Im Gegensatz zu „Morgen früh wenn du willst“ gefallen mir die Titelwahl und die Covergestaltung deutlich besser. Also volle Punktzahl für diesen Nervenkitzel.
subechto zu »Tania Carver: Du sollst nicht leben« 13.07.2017
Die Vergangenheit holt einen immer ein

Darren Richards muss sich entscheiden. Entweder er stirbt oder seine Freundin und das gemeinsame Baby. Er entscheidet sich weiter zu leben. Also erschießt der Mann mit der Maske seine Familie - mit einer Armbrust. Anschließend meldet sich der selbsternannte Rechtsprecher bei Detective Inspector Phil Brennan. Es geht um Gerechtigkeit. Richards hatte unter Alkohol- und Drogeneinfluss mit dem Auto zwei Menschen getötet.

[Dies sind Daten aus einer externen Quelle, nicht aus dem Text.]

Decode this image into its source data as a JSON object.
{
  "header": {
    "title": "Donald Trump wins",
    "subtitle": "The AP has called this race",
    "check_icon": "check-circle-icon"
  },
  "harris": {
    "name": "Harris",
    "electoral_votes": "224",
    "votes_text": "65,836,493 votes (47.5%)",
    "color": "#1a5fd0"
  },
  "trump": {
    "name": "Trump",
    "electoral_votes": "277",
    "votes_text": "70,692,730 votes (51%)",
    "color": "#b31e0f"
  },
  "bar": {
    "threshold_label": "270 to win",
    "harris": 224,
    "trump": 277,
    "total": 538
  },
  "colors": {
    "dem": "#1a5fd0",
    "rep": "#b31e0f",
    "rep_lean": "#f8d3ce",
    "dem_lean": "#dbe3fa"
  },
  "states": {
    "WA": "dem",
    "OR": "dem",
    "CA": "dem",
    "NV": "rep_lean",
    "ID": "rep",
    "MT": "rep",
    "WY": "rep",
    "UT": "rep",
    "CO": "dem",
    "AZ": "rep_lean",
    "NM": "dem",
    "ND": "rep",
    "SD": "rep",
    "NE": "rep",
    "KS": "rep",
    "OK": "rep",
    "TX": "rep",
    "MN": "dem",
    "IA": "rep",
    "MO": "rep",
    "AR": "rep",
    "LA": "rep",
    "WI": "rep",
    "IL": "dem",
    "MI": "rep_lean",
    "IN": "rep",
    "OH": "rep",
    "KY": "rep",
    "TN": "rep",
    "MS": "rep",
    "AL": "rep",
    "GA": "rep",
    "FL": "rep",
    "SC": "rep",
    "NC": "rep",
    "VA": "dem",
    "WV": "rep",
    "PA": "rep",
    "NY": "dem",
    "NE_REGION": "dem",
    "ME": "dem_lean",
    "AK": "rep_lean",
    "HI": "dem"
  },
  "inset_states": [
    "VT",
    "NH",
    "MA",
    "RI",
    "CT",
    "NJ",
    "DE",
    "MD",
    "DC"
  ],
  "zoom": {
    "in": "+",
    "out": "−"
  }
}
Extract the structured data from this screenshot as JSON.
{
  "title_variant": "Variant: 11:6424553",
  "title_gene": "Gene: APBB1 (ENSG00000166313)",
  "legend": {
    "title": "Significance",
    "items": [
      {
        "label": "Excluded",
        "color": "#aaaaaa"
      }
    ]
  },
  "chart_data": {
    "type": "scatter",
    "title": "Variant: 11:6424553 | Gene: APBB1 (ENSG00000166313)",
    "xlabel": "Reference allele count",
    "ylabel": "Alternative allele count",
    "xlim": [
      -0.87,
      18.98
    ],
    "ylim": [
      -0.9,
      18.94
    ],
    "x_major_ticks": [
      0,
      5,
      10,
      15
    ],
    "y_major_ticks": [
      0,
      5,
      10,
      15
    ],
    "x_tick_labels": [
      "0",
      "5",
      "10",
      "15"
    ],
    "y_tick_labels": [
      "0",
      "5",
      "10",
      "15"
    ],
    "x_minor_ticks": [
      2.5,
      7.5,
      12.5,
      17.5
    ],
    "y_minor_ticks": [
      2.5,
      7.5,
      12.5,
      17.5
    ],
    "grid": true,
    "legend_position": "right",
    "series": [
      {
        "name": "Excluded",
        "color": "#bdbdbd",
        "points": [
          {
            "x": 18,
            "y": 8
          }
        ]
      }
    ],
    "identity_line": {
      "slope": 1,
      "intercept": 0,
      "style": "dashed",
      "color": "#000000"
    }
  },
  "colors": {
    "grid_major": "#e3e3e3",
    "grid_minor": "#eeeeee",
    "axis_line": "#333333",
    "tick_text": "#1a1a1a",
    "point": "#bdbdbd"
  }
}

Währenddessen bekommt es Phils Frau und Profilerin Marina Esposito mit einer gefährlichen Frau zu tun, die vorgibt, eine andere zu sein...
Tania Carver ist der Autorenname von Martyn Waites und „Du sollst nicht Leben“, bereits Band 6 der Thrillerserie um Marina Esposito.

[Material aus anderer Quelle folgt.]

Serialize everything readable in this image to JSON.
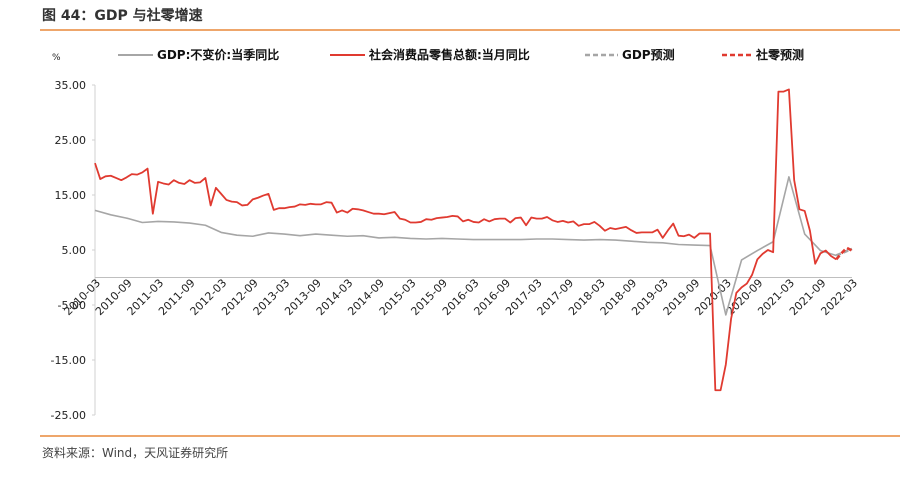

Eigentlich ist es ja immer das Gleiche: Ein psychopathischer Killer und perfide Morde. Nichtsdestotrotz spannend geschrieben. Die Mischung aus Gewalt und Action, Privatleben der Protagonisten und solider Ermittlungsarbeit, gewürzt mit britischem Humor gefällt mir. Die Figurenzeichnung ist glaubhaft und durchdacht. Und so sind mir Marina und Phil im Laufe der Jahre ans Herz gewachsen.
Doch diesmal traut sich der Autor was. Zum einen werden nach der Hälfte der Geschichte Täter und Motiv verraten, was zu Lasten der Spannung geht, zum anderen stirbt ein Sympathieträger. Aber ein Tania Carver-Fan kommt wahrscheinlich nicht drum herum, auch diesen Band zu lesen. Ich habe es jedenfalls nicht bereut. Denn einige Überraschungen gegen Ende des Thrillers hält der Autor für seine Leser noch bereit.

Fazit: Gut, für mich aber nicht das beste Buch der Reihe.